‘Never walk alone,’ Judge Macgregor tells Seychelles’ Court of Appeal as he retires (Source: Seychelles News Agency)

Never walk alone’ were the parting words of Judge Francis Macgregor to his colleagues as the President of Seychelles’ Court of Appeal retired from the bench.

A farewell ceremonial sitting was held at the Palais de Justice on Monday for Justice Macgregor, after serving 12 years on the court.

The ceremony, held in the presence of the Chief Justice Mathilda Twomey, other judges as well as by lawyers, was one where Macgregor was paid tribute for the 47 years he spent as a lawman.

Justice Macgregor holds an LLB and is a member of the Middle Temple. Upon his return to Seychelles in 1973 he worked in private practice until 1979 when he was appointed as director of State Legal Service for the public.

Macgregor also served as a member of the Constitutional Commission and was the first Speaker of the National Assembly of the Third Republic from 1993 to 2007. From 2007 to 2019 he was occupying the post of President of the Court of Appeal.

In her address, Lady Justice Twomey retraced the career of Macgregor and said that in line with the constitution the Judge has to retire as he turns 70 on January 26.

The former President of the Courts of Appeal said that he will only be retiring from the bench.

“I have already set up an office at home and am making arrangements for another temporary space where I will continue to offer my services as a consultant,” said the Judge.

In October last year, Macgregor made an important contribution to the country’s history and literature, when he launched his book ‘History of the Court of Appeal’.

Macgregor said he would write more books, as he has enough research materials for several.

“I am not in a hurry and I have all my time. But I have done the groundwork for a publication on the law for people who live as concubines, so I need to work on this book as these people as well as their children who are considered illegitimate need some sort of protection,” said the judge.

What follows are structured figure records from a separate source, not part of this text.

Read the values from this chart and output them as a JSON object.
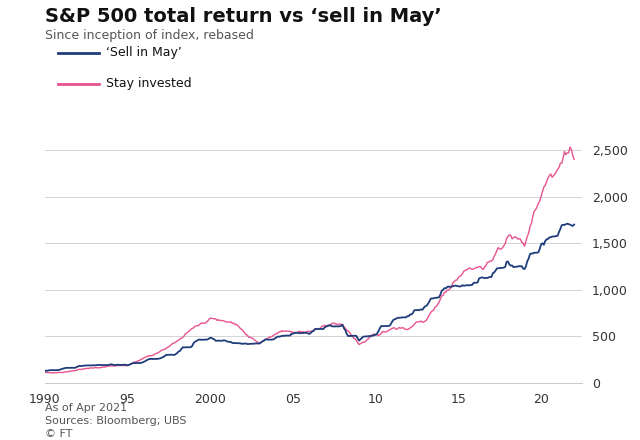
{
  "title": "S&P 500 total return vs ‘sell in May’",
  "subtitle": "Since inception of index, rebased",
  "footnote1": "As of Apr 2021",
  "footnote2": "Sources: Bloomberg; UBS",
  "footnote3": "© FT",
  "legend_sell": "‘Sell in May’",
  "legend_stay": "Stay invested",
  "color_sell": "#1f3d7a",
  "color_stay": "#e8538f",
  "xlim": [
    1990,
    2022.5
  ],
  "ylim": [
    0,
    2600
  ],
  "yticks": [
    0,
    500,
    1000,
    1500,
    2000,
    2500
  ],
  "xticks": [
    1990,
    1995,
    2000,
    2005,
    2010,
    2015,
    2020
  ],
  "xticklabels": [
    "1990",
    "95",
    "2000",
    "05",
    "10",
    "15",
    "20"
  ],
  "background_color": "#ffffff",
  "grid_color": "#cccccc",
  "title_fontsize": 14,
  "subtitle_fontsize": 9,
  "axis_fontsize": 9,
  "legend_fontsize": 9,
  "footnote_fontsize": 8
}
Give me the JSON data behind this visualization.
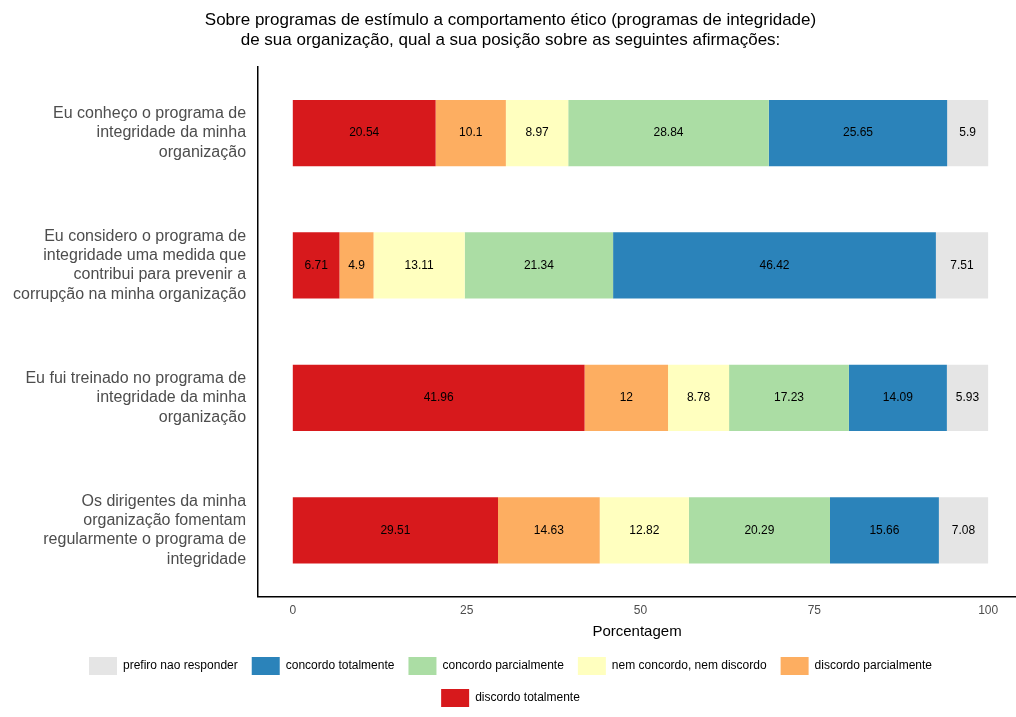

Speaking on his success with the court, the Judge said that he is happy with the number of cases they have managed to deal with from 14 per year when he took over the court to currently over 70 cases per year.

During the ceremonial sitting, many of Macgregor’s colleagues talked about his achievements and good attributes.

Justice Fiona Robinson – a colleague of Macgregor at the court – said that he chose two very people-oriented careers in law and politics. She quoted Macgregor as saying that “he was humbled to have lead the court of appeal.”

Pesi Pardiwalla who studied law together with Macgregor in the United Kingdom said he is looking forward to joining him in retirement.

Bernard Georges had Macgregor as his boss when he did his pupilage 40 years ago. He also shared his early days as a junior member of the National Assembly where Macgregor was the Speaker and whom he described as gentle and who did not like confrontations.

On a parting note, Justice Macgregor called for unity in Seychelles – 115 islands in the western Indian Ocean.

“I want to see a more peaceful Seychelles. Even if we do have different opinions, we do not have to hate each other, or quarrel about it. I want to see a Seychelles just like that! And I want our leaders to bring this forward, instead of letting whatever is posted on social media spread division.”